NF Management Failure Handling

The following is an example of management NRF endpoint configuration.

product smf# show running-config group nf-mgmt
group nf-mgmt MGM
 nrf-mgmt-group mgmt_group
 locality       LOC1
exit
product smf# show running-config group nrf mgmt
group nrf mgmt mgmt_group
 service type nrf nnrf-nfm
  endpoint-profile epprof
   uri-scheme http
   endpoint-name EP1
    priority 2
    primary ip-address ipv4 209.165.200.237
    primary ip-address port 8082
    secondary ip-address ipv4 209.165.200.238
    secondary ip-address port 8082
   exit
   endpoint-name EP2
    priority 10
    primary ip-address ipv4 209.165.200.237
    primary ip-address port 8082
    secondary ip-address ipv4 209.165.200.238
    secondary ip-address port 8082
   exit
  exit
 exit
exit
product smf#

In the sample configuration, EP1 is the higher priority endpoint name as its priority is lesser than EP2 (2 against 10). On bringing up, SMF sends NF registration to primary ip:port of EP1 [209.165.200.235:8082]. SMF uses secondary ip:port of EP1 if the primary is down. SMF performs a failover of endpoint to EP2 only if all ip:port of EP1 is down.

On successful registration with EP1 primary, SMF starts heartbeat with EP1 primary. If EP1 primary goes down, SMF detects the same by missing heartbeat response. On detecting that the EP1 primary is down, SMF sends heartbeat to EP1 secondary without reregistration. Also, it periodically sends NF heartbeat to EP1 primary to detect if it has recovered.

If SMF detects that EP1 primary and secondary is down, SMF performs a failover of endpoint to EP2. After the successful failover to EP2 primary, it sends reregistration (default behavior). It is assumed that all the endpoints with an endpoint name shares the same database and so reregistration is only supported when the failover is across endpoint names. In this case, EP1 primary and secondary share the same database. Similarly, EP2 primary and secondary share another database. On failover to EP2 primary, periodic NF registration is sent to primary of the EP1 only (to detect recovery).

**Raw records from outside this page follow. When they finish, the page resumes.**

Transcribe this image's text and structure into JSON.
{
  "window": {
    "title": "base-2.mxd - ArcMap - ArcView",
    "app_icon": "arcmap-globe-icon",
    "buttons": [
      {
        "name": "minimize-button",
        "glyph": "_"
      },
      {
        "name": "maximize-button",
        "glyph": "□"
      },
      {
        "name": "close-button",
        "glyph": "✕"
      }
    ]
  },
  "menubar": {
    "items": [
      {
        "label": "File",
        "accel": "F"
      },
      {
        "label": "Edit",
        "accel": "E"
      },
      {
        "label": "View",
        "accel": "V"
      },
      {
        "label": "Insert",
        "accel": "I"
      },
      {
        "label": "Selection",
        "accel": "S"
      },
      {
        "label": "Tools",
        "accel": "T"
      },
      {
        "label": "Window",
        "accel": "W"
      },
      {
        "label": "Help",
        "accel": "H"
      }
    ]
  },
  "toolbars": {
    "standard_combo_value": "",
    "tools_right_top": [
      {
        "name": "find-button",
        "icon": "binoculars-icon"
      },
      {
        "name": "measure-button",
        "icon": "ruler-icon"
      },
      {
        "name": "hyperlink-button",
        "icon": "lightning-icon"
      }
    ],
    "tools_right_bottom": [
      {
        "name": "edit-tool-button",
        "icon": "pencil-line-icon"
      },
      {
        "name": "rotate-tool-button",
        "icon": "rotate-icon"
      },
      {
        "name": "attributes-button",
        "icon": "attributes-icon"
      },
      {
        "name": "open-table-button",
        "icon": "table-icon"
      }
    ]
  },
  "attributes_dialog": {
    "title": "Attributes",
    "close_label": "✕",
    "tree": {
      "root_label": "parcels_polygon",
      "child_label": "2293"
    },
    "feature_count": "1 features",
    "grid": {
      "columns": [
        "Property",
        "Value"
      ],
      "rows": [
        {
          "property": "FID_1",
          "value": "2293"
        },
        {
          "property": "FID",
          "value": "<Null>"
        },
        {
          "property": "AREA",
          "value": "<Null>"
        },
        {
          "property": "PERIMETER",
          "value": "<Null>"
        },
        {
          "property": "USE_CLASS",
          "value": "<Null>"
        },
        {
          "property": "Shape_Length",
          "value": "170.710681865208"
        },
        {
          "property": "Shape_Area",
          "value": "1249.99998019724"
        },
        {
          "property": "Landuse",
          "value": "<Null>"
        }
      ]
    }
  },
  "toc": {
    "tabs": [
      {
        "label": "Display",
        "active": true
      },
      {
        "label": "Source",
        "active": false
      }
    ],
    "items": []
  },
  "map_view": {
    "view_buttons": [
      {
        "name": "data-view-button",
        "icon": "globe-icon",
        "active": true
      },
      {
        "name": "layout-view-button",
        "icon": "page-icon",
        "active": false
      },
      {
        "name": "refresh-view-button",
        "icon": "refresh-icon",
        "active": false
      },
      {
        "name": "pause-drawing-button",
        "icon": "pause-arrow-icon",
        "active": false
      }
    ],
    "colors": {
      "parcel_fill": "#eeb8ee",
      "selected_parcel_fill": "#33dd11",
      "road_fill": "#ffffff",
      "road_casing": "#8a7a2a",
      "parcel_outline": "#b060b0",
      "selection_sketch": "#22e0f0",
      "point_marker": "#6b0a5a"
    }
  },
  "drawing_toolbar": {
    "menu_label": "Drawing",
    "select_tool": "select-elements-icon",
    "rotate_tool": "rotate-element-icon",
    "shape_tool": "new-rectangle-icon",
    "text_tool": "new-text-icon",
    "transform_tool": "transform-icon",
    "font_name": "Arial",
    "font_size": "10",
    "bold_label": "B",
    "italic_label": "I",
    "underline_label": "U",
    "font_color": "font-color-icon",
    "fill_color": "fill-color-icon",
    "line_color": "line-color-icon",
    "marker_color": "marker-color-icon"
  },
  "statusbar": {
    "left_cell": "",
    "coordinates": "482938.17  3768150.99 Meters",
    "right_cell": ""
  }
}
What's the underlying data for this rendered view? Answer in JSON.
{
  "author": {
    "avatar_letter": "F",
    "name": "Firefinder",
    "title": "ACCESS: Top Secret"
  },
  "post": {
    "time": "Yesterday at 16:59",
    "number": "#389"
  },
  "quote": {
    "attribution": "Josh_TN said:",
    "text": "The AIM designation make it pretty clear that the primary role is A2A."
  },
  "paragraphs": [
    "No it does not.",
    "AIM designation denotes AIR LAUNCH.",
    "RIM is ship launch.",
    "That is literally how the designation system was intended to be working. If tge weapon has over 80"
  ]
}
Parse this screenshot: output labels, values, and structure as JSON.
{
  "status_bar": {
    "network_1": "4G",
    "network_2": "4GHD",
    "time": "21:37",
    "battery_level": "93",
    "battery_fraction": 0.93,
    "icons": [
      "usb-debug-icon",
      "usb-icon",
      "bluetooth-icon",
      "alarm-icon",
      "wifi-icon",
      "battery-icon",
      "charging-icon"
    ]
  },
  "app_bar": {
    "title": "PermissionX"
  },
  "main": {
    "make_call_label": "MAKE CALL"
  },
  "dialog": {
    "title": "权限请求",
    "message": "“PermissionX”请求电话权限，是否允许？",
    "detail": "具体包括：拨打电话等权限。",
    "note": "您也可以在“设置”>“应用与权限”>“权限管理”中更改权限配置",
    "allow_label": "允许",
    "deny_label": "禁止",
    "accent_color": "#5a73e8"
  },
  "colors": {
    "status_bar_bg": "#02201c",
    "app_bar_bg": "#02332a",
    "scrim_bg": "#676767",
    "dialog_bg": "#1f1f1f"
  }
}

Whenever a higher priority endpoint name is detected to be recovered, SMF falls back to the recovered IP:Port. For example, the current active NRF endpoint is EP2 primary and SMF detects that EP1 primary has recovered, then SMF performs reregistration with EP1 primary (default behavior) and stops heartbeat on EP2 primary.

Within endpoint NF heartbeat is used to track operational status. Across endpoints, registration is used to track the operational status. Request message timeout, RPC error, and HTTP response codes 408, 429, 500, 501, 502, 503 are considered as failure to move to the next NRF.